Хлопотливые чайки неутомимо носятся над Волгой, то взмывая в голубую высь, то опускаясь к реке так низко, что вот-вот, кажется, которая-нибудь из них нырнет в отраженную голубую пучину и совсем пропадет. Но нет, блеснув серебристым крылом, чайка вновь с криком взмывает кверху и летит все дальше и дальше среди своих подруг, таких же ловких и таких же увертливых.
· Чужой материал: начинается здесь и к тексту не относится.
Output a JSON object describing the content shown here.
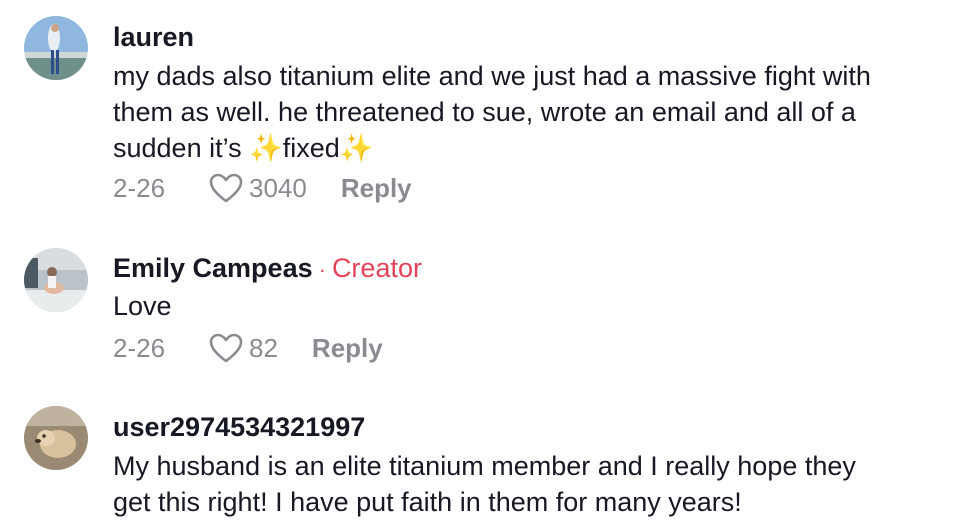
{
  "comments": [
    {
      "username": "lauren",
      "text_before": "my dads also titanium elite and we just had a massive fight with\nthem as well. he threatened to sue, wrote an email and all of a\nsudden it’s ",
      "sparkle": "✨",
      "text_mid": "fixed",
      "date": "2-26",
      "likes": "3040",
      "reply_label": "Reply"
    },
    {
      "username": "Emily Campeas",
      "creator_separator": "·",
      "creator_label": "Creator",
      "text": "Love",
      "date": "2-26",
      "likes": "82",
      "reply_label": "Reply"
    },
    {
      "username": "user2974534321997",
      "text": "My husband is an elite titanium member and I really hope they\nget this right! I have put faith in them for many years!"
    }
  ],
  "icons": {
    "like": "heart-outline-icon"
  }
}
Волга еще не в берегах. И вода плескалась среди прибрежных осокорей. Какой-то рыбак расставлял между деревьями вентеря. Стоя в лодке с засученными выше колен штанами, без шапки, он передвигался от дерева к дереву. При этом не пользовался ни веслом, ни шестом. Он просто очень ловко хватался за сучья, за ветви и тянул лодку, куда ему было надо. В иные вентеря ничего не попадало, а в другие изрядно набивалось и лещей и подлещиков. Женщина в синей вязаной кофте, должно быть жена рыбака, разведя у небольшого родничка костер, чистила рыбу.

— Ну как рыбка-то? — спрашивали мы.

Ни хозяин, ни хозяйка на наши вопросы не отвечали. Женщина искоса пытливо поглядывала на невесть откуда взявшихся здоровенных парней и молчала. А потом, увидев, как мирно и спокойно мы сидим на берегу — и рыбу не пугаем и нехороших слов не говорим, она стала смотреть на нас поласковей и даже разговорилась с нами.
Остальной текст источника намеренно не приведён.